Dans le cadre de l’émission « Sagesses Bouddhistes » diffusée sur France 2, Aurélie Godefroy a interviewé Yongey Mingyour Rinpotché (maître et moine bouddhiste) sur la pratique de la méditation. Dans cet interview, Yongey Mingyour Rinpotché évoque son enfance difficile marquée par des attaques de panique régulière. Cette situation l’a encouragé à demander à son père de lui enseigner la méditation. 

Une enfance non heureuse

Malgré un cadre de vie idéal (une « belle » famille, un environnement agréable…), Yongey Mingyour Rinpotché a eu une enfance difficile. Dans cet interview, il se livre et nous confie ses attaques de panique qui ont marqué une bonne partie de son enfance.

Son père lui a alors donné un conseil très précieux, il lui a conseillé de ne pas chercher de solutions à l’extérieur mais à l’intérieur de lui-même. Yongey Mingyour Rinpotché a donc appris la méditation puis il est parti en retraite méditative pendant 3 ans. 

Une première année de retraite difficile

Lors de la première année de retraite, les attaques de paniques de Yongey Mingyour Rinpotché se sont aggravées. Le fait de vouloir se débarrasser de son angoisse a renforcé cette angoisse. En voulant rejeter ses vieux démons, il les a fait grandir. L’angoisse est comme un nœud coulant, plus vous vous débattez et plus vous la renforcez.

Nous avons souvent tendance à rejeter ce que nous ne voulons pas et à courir après ce que nous désirons. Cette stratégie n’est pas la plus habile car notre bonheur variera en fonction des événements extérieurs. 

La solution réside toujours dans l’acceptation 

En constatant que rejeter ses angoisses avait aggravé sa situation, Yongey Mingyour Rinpotché a changé sa stratégie en acceptant sa panique. Il nous donne une vrai leçon de vie, il ne peut pas y avoir de développement personnel sans acceptation.

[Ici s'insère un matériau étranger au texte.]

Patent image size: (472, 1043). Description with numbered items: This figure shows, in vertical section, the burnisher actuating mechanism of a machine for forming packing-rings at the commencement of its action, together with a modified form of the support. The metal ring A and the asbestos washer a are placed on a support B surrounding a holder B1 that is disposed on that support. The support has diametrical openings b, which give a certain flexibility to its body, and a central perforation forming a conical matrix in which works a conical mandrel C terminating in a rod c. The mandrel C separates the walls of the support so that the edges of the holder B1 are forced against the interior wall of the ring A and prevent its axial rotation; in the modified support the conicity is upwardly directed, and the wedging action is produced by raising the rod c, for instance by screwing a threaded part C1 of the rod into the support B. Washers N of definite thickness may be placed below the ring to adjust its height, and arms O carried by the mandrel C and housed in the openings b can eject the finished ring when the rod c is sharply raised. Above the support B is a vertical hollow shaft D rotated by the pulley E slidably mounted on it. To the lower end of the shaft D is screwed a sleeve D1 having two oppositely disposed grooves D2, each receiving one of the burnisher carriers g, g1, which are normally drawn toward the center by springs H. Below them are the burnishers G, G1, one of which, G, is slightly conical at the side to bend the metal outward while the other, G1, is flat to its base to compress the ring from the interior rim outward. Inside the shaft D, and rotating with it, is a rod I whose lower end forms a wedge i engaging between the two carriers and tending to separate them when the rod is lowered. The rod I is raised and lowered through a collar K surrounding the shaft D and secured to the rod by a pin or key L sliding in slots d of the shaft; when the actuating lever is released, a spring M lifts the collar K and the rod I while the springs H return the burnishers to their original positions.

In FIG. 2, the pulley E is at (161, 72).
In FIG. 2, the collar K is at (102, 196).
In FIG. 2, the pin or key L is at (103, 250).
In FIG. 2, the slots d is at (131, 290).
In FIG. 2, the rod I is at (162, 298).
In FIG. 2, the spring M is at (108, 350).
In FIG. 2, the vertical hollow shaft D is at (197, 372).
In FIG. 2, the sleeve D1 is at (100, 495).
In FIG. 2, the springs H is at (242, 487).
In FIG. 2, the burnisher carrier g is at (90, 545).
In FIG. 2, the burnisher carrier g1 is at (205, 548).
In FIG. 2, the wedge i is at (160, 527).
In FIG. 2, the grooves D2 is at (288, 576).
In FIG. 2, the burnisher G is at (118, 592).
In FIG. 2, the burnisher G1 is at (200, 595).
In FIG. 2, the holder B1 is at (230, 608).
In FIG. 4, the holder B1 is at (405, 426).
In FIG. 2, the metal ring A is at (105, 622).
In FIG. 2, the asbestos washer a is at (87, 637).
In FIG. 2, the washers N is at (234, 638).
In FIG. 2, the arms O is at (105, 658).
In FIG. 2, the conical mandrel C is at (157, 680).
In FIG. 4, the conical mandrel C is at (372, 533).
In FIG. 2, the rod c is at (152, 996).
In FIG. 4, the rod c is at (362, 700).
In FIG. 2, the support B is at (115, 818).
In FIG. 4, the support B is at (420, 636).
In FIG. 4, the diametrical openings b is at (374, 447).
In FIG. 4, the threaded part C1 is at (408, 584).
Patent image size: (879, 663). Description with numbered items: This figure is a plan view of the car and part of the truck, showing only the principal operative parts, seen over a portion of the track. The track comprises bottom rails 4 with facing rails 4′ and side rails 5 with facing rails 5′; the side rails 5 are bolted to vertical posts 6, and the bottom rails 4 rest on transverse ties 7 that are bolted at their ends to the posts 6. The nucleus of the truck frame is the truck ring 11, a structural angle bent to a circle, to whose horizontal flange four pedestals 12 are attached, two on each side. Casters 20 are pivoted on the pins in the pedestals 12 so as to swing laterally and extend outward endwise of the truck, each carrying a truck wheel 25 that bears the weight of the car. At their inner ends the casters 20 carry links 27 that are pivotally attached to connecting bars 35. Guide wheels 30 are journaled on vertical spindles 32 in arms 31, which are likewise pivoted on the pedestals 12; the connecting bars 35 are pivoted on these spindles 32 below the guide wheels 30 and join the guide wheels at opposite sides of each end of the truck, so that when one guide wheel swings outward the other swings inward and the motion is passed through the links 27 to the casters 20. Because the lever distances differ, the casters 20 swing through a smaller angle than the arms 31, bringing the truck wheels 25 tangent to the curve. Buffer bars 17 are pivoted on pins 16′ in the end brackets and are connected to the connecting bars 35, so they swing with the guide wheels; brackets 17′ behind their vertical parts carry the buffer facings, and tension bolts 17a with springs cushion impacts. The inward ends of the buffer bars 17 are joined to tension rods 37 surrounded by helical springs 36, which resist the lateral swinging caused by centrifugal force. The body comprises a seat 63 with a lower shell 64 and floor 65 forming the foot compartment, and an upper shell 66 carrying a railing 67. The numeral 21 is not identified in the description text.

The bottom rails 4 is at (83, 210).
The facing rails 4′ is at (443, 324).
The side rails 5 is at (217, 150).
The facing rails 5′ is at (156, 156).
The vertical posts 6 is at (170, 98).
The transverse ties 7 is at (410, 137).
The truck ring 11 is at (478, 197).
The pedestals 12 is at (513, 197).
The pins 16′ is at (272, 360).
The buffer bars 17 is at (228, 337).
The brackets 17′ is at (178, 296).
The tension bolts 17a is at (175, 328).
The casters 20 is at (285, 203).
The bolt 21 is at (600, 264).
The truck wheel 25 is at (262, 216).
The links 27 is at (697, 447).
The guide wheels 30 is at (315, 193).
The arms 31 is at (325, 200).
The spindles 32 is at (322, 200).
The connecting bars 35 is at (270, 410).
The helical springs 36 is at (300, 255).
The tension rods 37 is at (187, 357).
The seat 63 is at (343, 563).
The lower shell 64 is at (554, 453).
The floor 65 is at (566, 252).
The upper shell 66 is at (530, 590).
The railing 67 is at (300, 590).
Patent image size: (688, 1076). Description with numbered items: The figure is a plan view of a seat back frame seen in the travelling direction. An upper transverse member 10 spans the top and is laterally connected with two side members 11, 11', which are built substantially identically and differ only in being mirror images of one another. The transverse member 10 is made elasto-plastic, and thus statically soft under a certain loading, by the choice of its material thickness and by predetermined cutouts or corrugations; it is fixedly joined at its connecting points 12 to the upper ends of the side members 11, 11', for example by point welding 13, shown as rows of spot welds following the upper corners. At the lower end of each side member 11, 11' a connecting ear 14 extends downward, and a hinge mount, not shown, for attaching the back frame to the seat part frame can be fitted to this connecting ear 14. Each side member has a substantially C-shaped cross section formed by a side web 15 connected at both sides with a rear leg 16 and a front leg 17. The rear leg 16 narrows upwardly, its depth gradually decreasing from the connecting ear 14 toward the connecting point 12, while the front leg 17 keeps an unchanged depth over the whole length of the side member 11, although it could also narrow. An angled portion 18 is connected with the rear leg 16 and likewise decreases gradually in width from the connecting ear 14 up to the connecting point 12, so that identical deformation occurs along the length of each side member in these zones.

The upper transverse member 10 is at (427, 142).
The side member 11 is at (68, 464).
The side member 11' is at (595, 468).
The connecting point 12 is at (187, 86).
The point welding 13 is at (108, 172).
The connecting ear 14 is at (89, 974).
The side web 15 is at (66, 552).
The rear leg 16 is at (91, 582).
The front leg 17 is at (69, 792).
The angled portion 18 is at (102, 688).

Nous mettons en place un grand nombre de stratégie pour aller mieux (faire du sport, voir un coach, manger sainement…) mais les choses commencent réellement à s’améliorer lorsque nous acceptons ce que nous sommes et ce qui nous arrive. Sa panique est devenu son « maître » et sa « meilleure amie », le fait de l’accueillir sans rejet lui a permis de s’en libérer.